Marta Supervía, coordinadora del grupo de trabajo sobre obesidad y sarcopenia de SERMEF, subrayó que el éxito en el tratamiento de la obesidad no debe medirse únicamente por la pérdida de peso. En el marco del Día Mundial de la Obesidad, la experta destacó la importancia de considerar otros factores como la movilidad, el manejo del dolor, la autonomía del paciente y la calidad de vida en general. Supervía argumentó que la obesidad debe ser vista como una enfermedad crónica y multifacética, lo que exige un enfoque más holístico y completo, evitando reducir la atención a simplemente las cifras de la báscula.
La medicina rehabilitadora juega un papel vital en este contexto, buscando optimizar las capacidades funcionales de los pacientes, reducir el dolor y mejorar su movilidad.

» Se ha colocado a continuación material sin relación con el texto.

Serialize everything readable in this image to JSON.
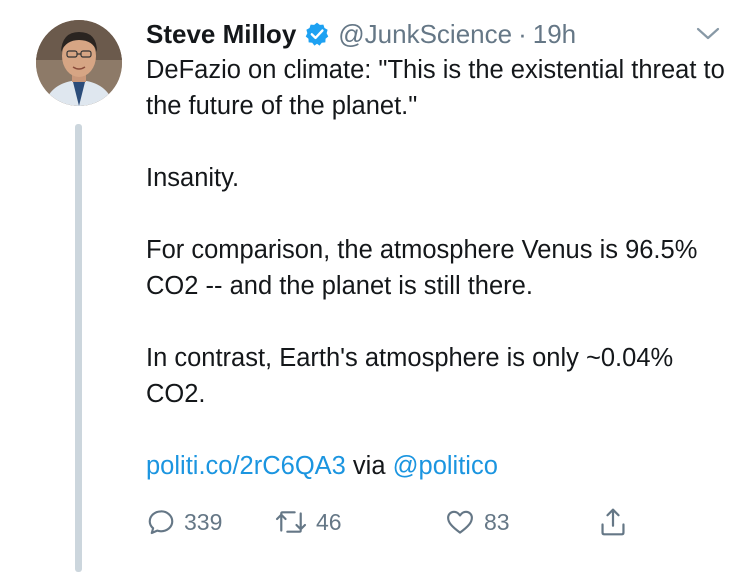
{
  "author": {
    "name": "Steve Milloy",
    "handle": "@JunkScience",
    "separator": "·",
    "time": "19h",
    "verified": true,
    "avatar_icon": "profile-photo"
  },
  "tweet": {
    "paragraphs": [
      "DeFazio on climate: \"This is the existential threat to the future of the planet.\"",
      "Insanity.",
      "For comparison, the atmosphere Venus is 96.5% CO2 -- and the planet is still there.",
      "In contrast, Earth's atmosphere is only ~0.04% CO2."
    ],
    "link_text": "politi.co/2rC6QA3",
    "via_text": " via ",
    "mention": "@politico"
  },
  "actions": {
    "reply_count": "339",
    "retweet_count": "46",
    "like_count": "83",
    "icons": [
      "reply-icon",
      "retweet-icon",
      "like-icon",
      "share-icon"
    ]
  },
  "colors": {
    "link": "#1b95e0",
    "verified": "#1da1f2",
    "muted": "#657786",
    "text": "#14171a",
    "thread_line": "#ccd6dd"
  }
}
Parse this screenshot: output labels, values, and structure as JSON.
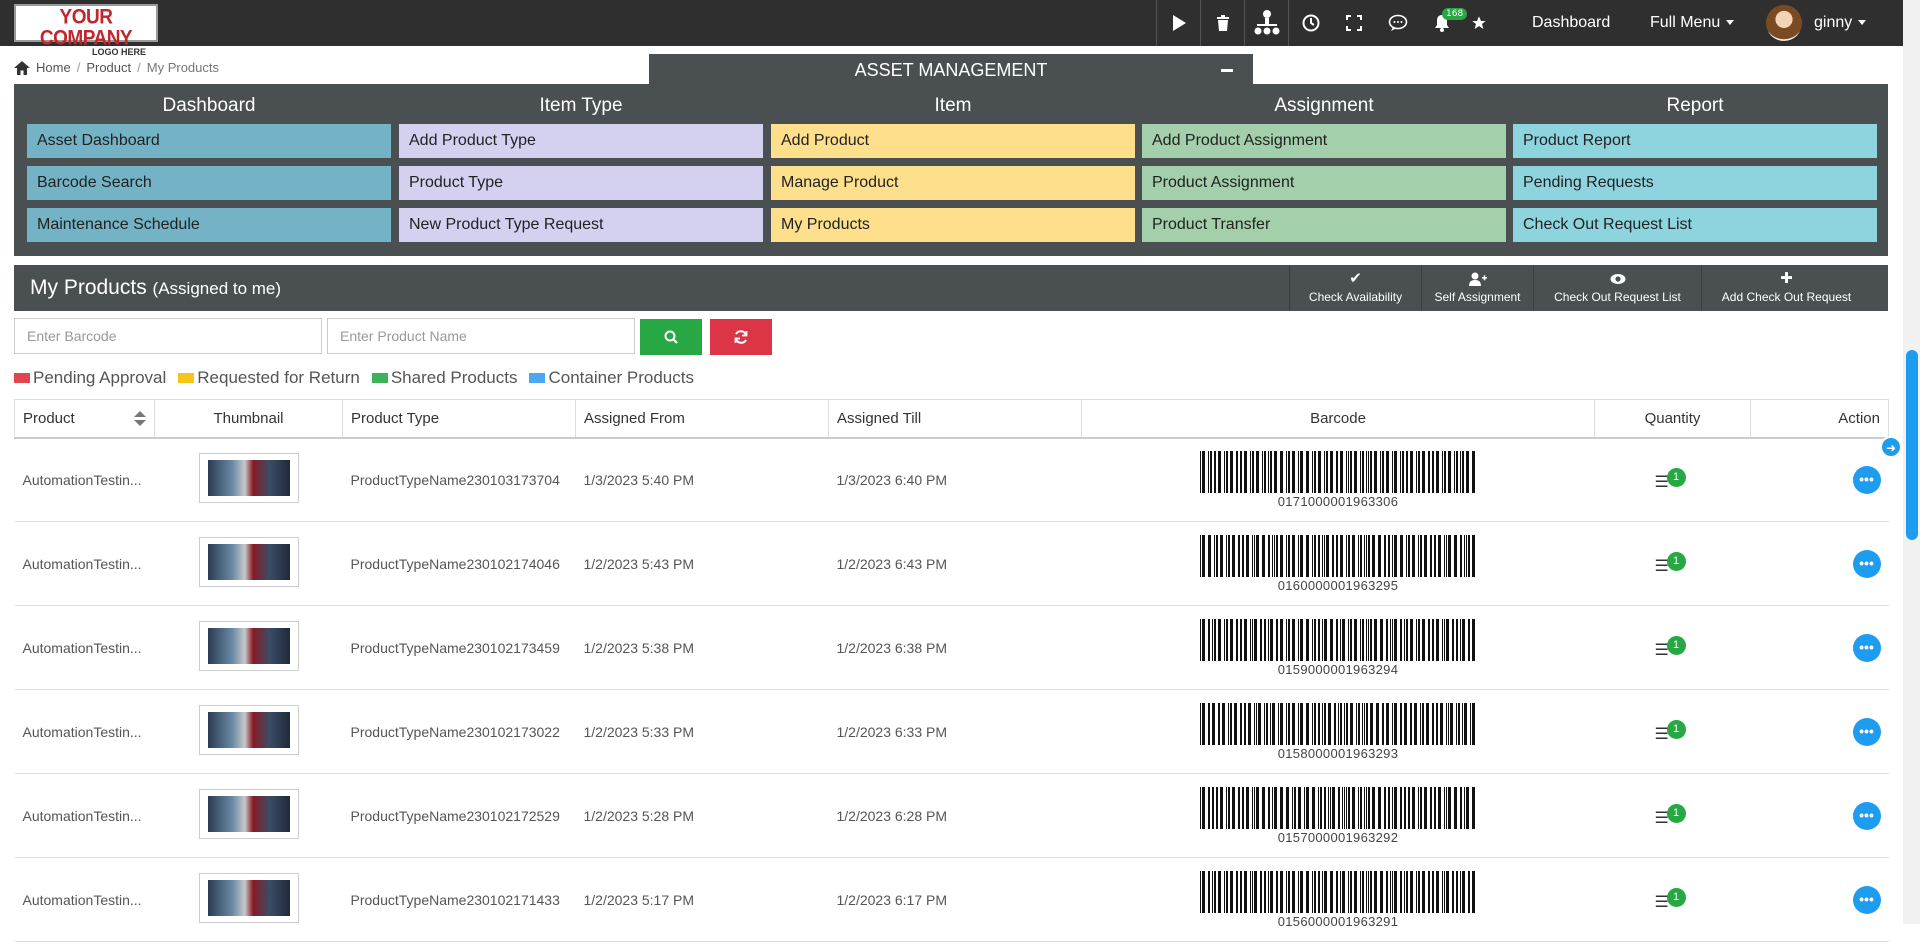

Además, los profesionales se enfocan en prevenir la fragilidad y la sarcopenia, así como en anticipar y evitar la discapacidad. Supervía también mencionó que la obesidad afecta la capacidad cardiorrespiratoria y la marcha, lo que puede llevar a una disminución en la velocidad y resistencia, además de un mayor esfuerzo físico. En este sentido, es crucial desarrollar estrategias que promuevan la adherencia a tratamientos a largo plazo y mejoren la calidad de vida de quienes enfrentan esta condición.